During Jesus’ ministry he often battled with the pious Pharisees, who placed the cleanliness of the outside of the cup above that of the inside. When He pronounced in Matt. 9:13 that He “did not come to call the righteous, but sinners, to repentance”, Jesus makes it crystal clear that he is not interested in “religion” but rather, he is interested in the heart.

When I was a child and I got my hand caught in the proverbial cookie jar, I could be very apologetic and I could be truly sorry for the disappointment or embarrassment that my action caused and the consequence that it led to. In actuality, I was sorry for being caught. And I say that because my heart wasn’t truly turned away from myself and my own will and desires, toward a heart of obedience to my parents. That kind of sorrow does not lead to genuine, permanent change. Rather, it reeks of self-interest and it was never very long before my true colors made another appearance, proving my human nature remained in control. 

Believing that Jesus is God and even admitting that I have offended Him with my sin is not enough. There must be a change of mind and heart. James 2:19 says: “You believe that there is one God. You do well. Even the demons believe–and tremble.” True, godly repentance is the humble admission, before a holy God that I have sinned and that I am personally responsible for that sin; that Christ died for my sin and that He wants to rule my life and that I am willing to submit to His authority. This recognition produces sorrow and shame in the truly penitent heart and brings about a change of direction; a turning away from your sin and a turning toward God and his righteous nature.

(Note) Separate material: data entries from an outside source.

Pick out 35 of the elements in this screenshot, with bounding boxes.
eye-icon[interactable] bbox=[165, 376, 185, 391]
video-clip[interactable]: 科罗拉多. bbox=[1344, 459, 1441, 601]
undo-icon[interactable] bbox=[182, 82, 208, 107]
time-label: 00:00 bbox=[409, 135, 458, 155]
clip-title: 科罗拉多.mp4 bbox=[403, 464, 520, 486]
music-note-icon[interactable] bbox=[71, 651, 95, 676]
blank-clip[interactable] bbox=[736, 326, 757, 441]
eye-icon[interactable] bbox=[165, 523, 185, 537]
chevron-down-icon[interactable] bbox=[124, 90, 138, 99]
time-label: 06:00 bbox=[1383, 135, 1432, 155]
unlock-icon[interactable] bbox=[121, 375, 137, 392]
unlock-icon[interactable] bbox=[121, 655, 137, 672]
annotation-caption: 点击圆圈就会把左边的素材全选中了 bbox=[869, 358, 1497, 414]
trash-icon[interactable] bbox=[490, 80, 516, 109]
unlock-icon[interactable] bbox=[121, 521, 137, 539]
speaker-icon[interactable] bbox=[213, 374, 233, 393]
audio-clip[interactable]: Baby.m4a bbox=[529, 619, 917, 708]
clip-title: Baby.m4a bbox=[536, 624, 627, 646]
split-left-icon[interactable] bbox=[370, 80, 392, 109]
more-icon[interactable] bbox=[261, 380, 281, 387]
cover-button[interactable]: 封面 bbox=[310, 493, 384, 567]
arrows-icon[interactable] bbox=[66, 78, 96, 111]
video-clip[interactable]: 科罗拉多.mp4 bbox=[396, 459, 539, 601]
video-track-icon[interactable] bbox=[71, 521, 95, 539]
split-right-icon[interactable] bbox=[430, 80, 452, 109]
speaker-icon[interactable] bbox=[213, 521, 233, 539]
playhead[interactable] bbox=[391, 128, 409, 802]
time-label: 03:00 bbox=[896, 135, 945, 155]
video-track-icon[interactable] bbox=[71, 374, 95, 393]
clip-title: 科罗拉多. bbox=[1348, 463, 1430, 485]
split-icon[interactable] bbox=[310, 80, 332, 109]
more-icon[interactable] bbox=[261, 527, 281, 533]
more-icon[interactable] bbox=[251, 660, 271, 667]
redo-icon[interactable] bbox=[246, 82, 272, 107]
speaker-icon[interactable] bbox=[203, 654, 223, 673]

This process of surrender begins at salvation but is really a life-long process of confession. Surrender to Christ doesn’t mean you become sinless but it does mean that when you fall you don’t indulge the behavior but rather you recognize it as sin and grieve your weakness and disobedience and return to the Lord. In the gospel of Matthew (3:8) we are admonished “…to bear fruits worthy of repentance.” What are the fruits worthy of repentance?  A changed life – true repentance results in action.